The anova() function in R compares
variability of observations between the treatment groups to variability
within the treatment groups to test whether all means are equal or
whether at least one is different. The small p-value here suggests that
the means are not all equal.
Let’s fit the cell means model in JAGS.
library("rjags")
## Loading required package: coda
## Linked to JAGS 4.3.2
## Loaded modules: basemod,bugs
mod_string = " model {
for (i in 1:length(y)) {
y[i] ~ dnorm(mu[grp[i]], prec)
}
for (j in 1:3) {
mu[j] ~ dnorm(0.0, 1.0/1.0e6)
}
prec ~ dgamma(5/2.0, 5*1.0/2.0)
sig = sqrt( 1.0 / prec )
} "
set.seed(82)
str(PlantGrowth)
## 'data.frame': 30 obs. of 2 variables:
## $ weight: num 4.17 5.58 5.18 6.11 4.5 4.61 5.17 4.53 5.33 5.14 ...
## $ group : Factor w/ 3 levels "ctrl","trt1",..: 1 1 1 1 1 1 1 1 1 1 ...
data_jags = list(y=PlantGrowth$weight,
grp=as.numeric(PlantGrowth$group))
params = c("mu", "sig")
inits = function() {
inits = list("mu"=rnorm(3,0.0,100.0), "prec"=rgamma(1,1.0,1.0))
}
mod = jags.model(textConnection(mod_string), data=data_jags, inits=inits, n.chains=3)
## Compiling model graph
## Resolving undeclared variables
## Allocating nodes
## Graph information:
## Observed stochastic nodes: 30
## Unobserved stochastic nodes: 4
## Total graph size: 74
##
## Initializing model
update(mod, 1e3)
mod_sim = coda.samples(model=mod,
variable.names=params,
n.iter=5e3)
mod_csim = as.mcmc(do.call(rbind, mod_sim)) # combined chains
As usual, we check for convergence of our MCMC.
plot(mod_sim)
gelman.diag(mod_sim)
## Potential scale reduction factors:
##
## Point est. Upper C.I.
## mu[1] 1 1
## mu[2] 1 1
## mu[3] 1 1
## sig 1 1
##
## Multivariate psrf
##
## 1
autocorr.diag(mod_sim)
## mu[1] mu[2] mu[3] sig
## Lag 0 1.000000000 1.000000000 1.0000000000 1.000000e+00
## Lag 1 -0.001132242 -0.029398307 -0.0018640883 9.776646e-02
## Lag 5 -0.001613350 -0.009012361 0.0141201008 -3.917936e-05
## Lag 10 -0.019304177 -0.015381565 0.0008784647 -9.218947e-03
## Lag 50 0.013621258 -0.005693181 0.0065324962 9.162095e-05
effectiveSize(mod_sim)
## mu[1] mu[2] mu[3] sig
## 15000.00 15860.21 14579.54 12222.85
We can also look at the residuals to see if there are any obvious problems with our model choice.

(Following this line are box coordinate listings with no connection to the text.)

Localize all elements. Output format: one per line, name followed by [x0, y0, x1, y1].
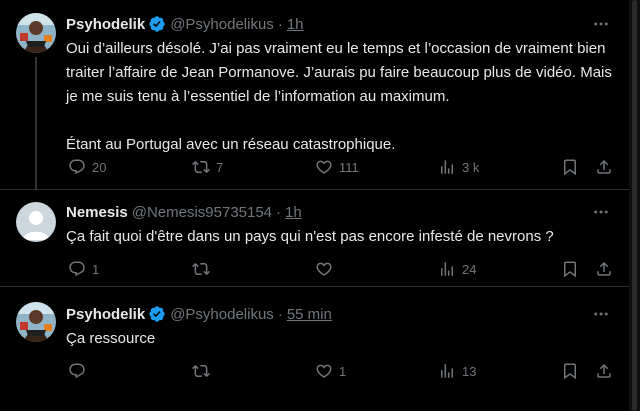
avatar[interactable]: [16, 13, 56, 53]
conversation-thread: Psyhodelik @Psyhodelikus · 1h Oui d’aill…: [0, 0, 629, 411]
like-icon: [315, 158, 333, 176]
post-actions: 1 24: [66, 259, 616, 279]
bookmark-icon: [561, 158, 579, 176]
reply-button[interactable]: [68, 361, 92, 381]
share-icon: [595, 362, 613, 380]
post-psyhodelik-2[interactable]: Psyhodelik @Psyhodelikus · 55 min Ça res…: [0, 287, 629, 411]
post-timestamp[interactable]: 55 min: [287, 306, 332, 323]
views-icon: [438, 362, 456, 380]
views-icon: [438, 260, 456, 278]
share-icon: [595, 260, 613, 278]
like-button[interactable]: 111: [315, 157, 359, 177]
post-psyhodelik-1[interactable]: Psyhodelik @Psyhodelikus · 1h Oui d’aill…: [0, 0, 629, 190]
post-text: Oui d’ailleurs désolé. J’ai pas vraiment…: [66, 37, 616, 157]
reply-count: 1: [92, 261, 100, 277]
views-button[interactable]: 13: [438, 361, 476, 381]
more-icon[interactable]: [591, 202, 611, 222]
post-paragraph: Ça fait quoi d'être dans un pays qui n'e…: [66, 228, 554, 245]
reply-icon: [68, 260, 86, 278]
reply-count: 20: [92, 159, 107, 175]
like-button[interactable]: 1: [315, 361, 346, 381]
repost-icon: [192, 362, 210, 380]
bookmark-button[interactable]: [561, 157, 579, 177]
separator: ·: [276, 203, 282, 221]
share-button[interactable]: [595, 361, 613, 381]
reply-icon: [68, 158, 86, 176]
views-count: 13: [462, 363, 477, 379]
repost-button[interactable]: [192, 361, 216, 381]
author-name[interactable]: Psyhodelik: [66, 16, 145, 33]
views-count: 24: [462, 261, 477, 277]
post-nemesis[interactable]: Nemesis @Nemesis95735154 · 1h Ça fait qu…: [0, 190, 629, 287]
post-timestamp[interactable]: 1h: [287, 16, 304, 33]
verified-badge-icon: [148, 305, 166, 323]
bookmark-icon: [561, 362, 579, 380]
repost-count: 7: [216, 159, 224, 175]
author-name[interactable]: Nemesis: [66, 204, 128, 221]
more-icon[interactable]: [591, 304, 611, 324]
views-icon: [438, 158, 456, 176]
author-handle[interactable]: @Psyhodelikus: [170, 306, 274, 323]
reply-button[interactable]: 20: [68, 157, 106, 177]
share-button[interactable]: [595, 157, 613, 177]
scrollbar[interactable]: [629, 0, 640, 411]
post-paragraph: Étant au Portugal avec un réseau catastr…: [66, 136, 396, 153]
author-name[interactable]: Psyhodelik: [66, 306, 145, 323]
reply-icon: [68, 362, 86, 380]
like-count: 111: [339, 159, 359, 175]
share-icon: [595, 158, 613, 176]
post-paragraph: Oui d’ailleurs désolé. J’ai pas vraiment…: [66, 40, 612, 105]
views-button[interactable]: 24: [438, 259, 476, 279]
views-count: 3 k: [462, 159, 480, 175]
repost-button[interactable]: [192, 259, 216, 279]
like-count: 1: [339, 363, 347, 379]
post-header: Psyhodelik @Psyhodelikus · 1h: [66, 14, 304, 34]
thread-connector: [35, 57, 37, 190]
bookmark-button[interactable]: [561, 259, 579, 279]
like-icon: [315, 362, 333, 380]
separator: ·: [277, 305, 283, 323]
views-button[interactable]: 3 k: [438, 157, 479, 177]
post-timestamp[interactable]: 1h: [285, 204, 302, 221]
post-header: Nemesis @Nemesis95735154 · 1h: [66, 202, 302, 222]
like-button[interactable]: [315, 259, 339, 279]
avatar[interactable]: [16, 202, 56, 242]
like-icon: [315, 260, 333, 278]
post-paragraph: Ça ressource: [66, 330, 156, 347]
post-text: Ça fait quoi d'être dans un pays qui n'e…: [66, 225, 616, 249]
repost-icon: [192, 260, 210, 278]
avatar[interactable]: [16, 302, 56, 342]
post-header: Psyhodelik @Psyhodelikus · 55 min: [66, 304, 332, 324]
repost-icon: [192, 158, 210, 176]
bookmark-icon: [561, 260, 579, 278]
more-icon[interactable]: [591, 14, 611, 34]
bookmark-button[interactable]: [561, 361, 579, 381]
post-actions: 1 13: [66, 361, 616, 381]
verified-badge-icon: [148, 15, 166, 33]
post-text: Ça ressource: [66, 327, 616, 351]
post-actions: 20 7 111 3 k: [66, 157, 616, 177]
scrollbar-thumb[interactable]: [632, 0, 637, 411]
share-button[interactable]: [595, 259, 613, 279]
author-handle[interactable]: @Nemesis95735154: [132, 204, 272, 221]
separator: ·: [277, 15, 283, 33]
repost-button[interactable]: 7: [192, 157, 223, 177]
reply-button[interactable]: 1: [68, 259, 99, 279]
author-handle[interactable]: @Psyhodelikus: [170, 16, 274, 33]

(pm_params = colMeans(mod_csim))
## mu[1] mu[2] mu[3] sig
## 5.0320393 4.6620621 5.5288421 0.7110024
yhat = pm_params[1:3][data_jags$grp]
resid = data_jags$y - yhat
plot(resid)
plot(yhat, resid)
Again, it might be appropriate to have a separate variance for each group. We will have you do that as an exercise.
Let’s look at the posterior summary of the parameters.
summary(mod_sim)
##
## Iterations = 1001:6000
## Thinning interval = 1
## Number of chains = 3
## Sample size per chain = 5000
##
## 1. Empirical mean and standard deviation for each variable,
## plus standard error of the mean:
##
## Mean SD Naive SE Time-series SE
## mu[1] 5.032 0.22845 0.0018653 0.0018650
## mu[2] 4.662 0.22409 0.0018297 0.0017815
## mu[3] 5.529 0.22756 0.0018580 0.0018866
## sig 0.711 0.09252 0.0007554 0.0008373
##
## 2. Quantiles for each variable:
##
## 2.5% 25% 50% 75% 97.5%
## mu[1] 4.5811 4.882 5.0304 5.182 5.4879
## mu[2] 4.2261 4.513 4.6621 4.811 5.1083
## mu[3] 5.0800 5.379 5.5269 5.678 5.9783
## sig 0.5584 0.645 0.7015 0.766 0.9193
HPDinterval(mod_csim)
## lower upper
## mu[1] 4.5933894 5.4964453
## mu[2] 4.2237876 5.1041522
## mu[3] 5.0769071 5.9734837
## sig 0.5443715 0.8978277
## attr(,"Probability")
## [1] 0.95
The HPDinterval() function in the coda package
calculates intervals of highest posterior density for each
parameter.
We are interested to know if one of the treatments increases mean yield. It is clear that treatment 1 does not. What about treatment 2?
mean(mod_csim[,3] > mod_csim[,1])
## [1] 0.9388667
There is a high posterior probability that the mean yield for treatment 2 is greater than the mean yield for the control group.
It may be the case that treatment 2 would be costly to put into production. Suppose that to be worthwhile, this treatment must increase mean yield by 10%. What is the posterior probability that the increase is at least that?
mean(mod_csim[,3] > 1.1*mod_csim[,1])
## [1] 0.4921333
We have about 50/50 odds that adopting treatment 2 would increase mean yield by at least 10%.